To check his hypothesis, Serrafero reached out to Primal Ape, the developer behind Geekbench, to get to the bottom of the problem. Primal Ape quickly developed a new benchmarking version of Geekbench specifically for this test. When running the modified version of Geekbench, the OnePlus 3T would idle like normal.
Running the CPU at full speed during the entire benchmark gave the 3T a higher score in the benchmark, making it appear to be a much faster phone. Serrafero and the team at XDA determined that the OnePlus 3T recognizes app package names and runs the processor at higher speeds. The 3T detects when games and other apps were running and keep the SoC at boost. Two of the apps that trigger this behavior are AnTuTu and Geekbench 4.
OnePlus responded to the claim, saying:
In order to give users a better user experience in resource intensive apps and games, especially graphically intensive ones, we implemented certain mechanisms in the community and Nougat builds to trigger the processor to run more aggressively. The trigger process for benchmarking apps will not be present in upcoming OxygenOS builds on the OnePlus 3 and OnePlus 3T.
Meizu has also been fibbing on benchmarks with their flagship Pro 6 Plus, though in a different way. The Exynos 8890 powered device would recognize when Geekbench had started and prompt the user to enter “Performance Mode.” This would switch processing to the more powerful cores in the SoC, inflating the benchmark numbers. In other apps, the big cores would be disabled and work would be done by the lower-clocked small cores. Essentially, Meizu’s Performance and Balanced Modes are nothing more than a “parlor trick,” according to XDA. The modes essentially transfer work to the more powerful cores to trick benchmarking tools.

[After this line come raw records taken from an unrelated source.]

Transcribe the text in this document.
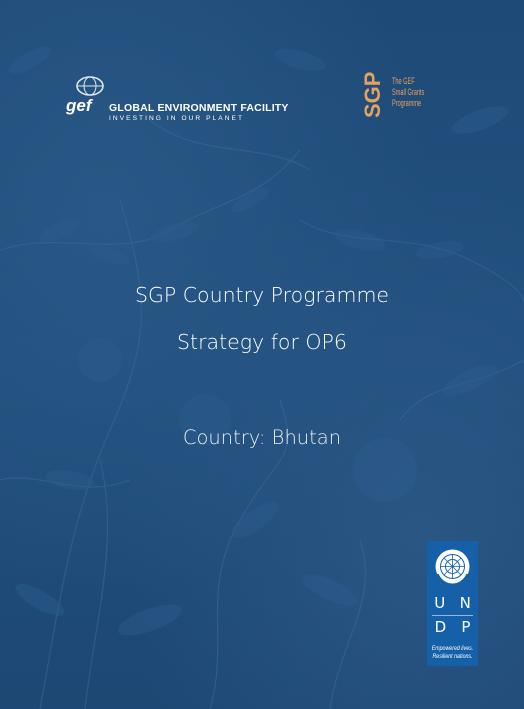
gef GLOBAL ENVIRONMENT FACILITY
INVESTING IN OUR PLANET
SGP The GEF
Small Grants
Programme
SGP Country Programme
Strategy for OP6
Country: Bhutan
U N
D P
Empowered lives.
Resilient nations.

The saddest part about this whole debacle is that these software tricks would net minimal gains for the devices. There’s no telling what the fallout will be now that the deception has been unearthed, but the gains made by cheating the system probably won’t be worth the cost. The OnePlus 3T is still an excellent phone; it’s sad to see them resort to cheating for the smallest advantage over the competition.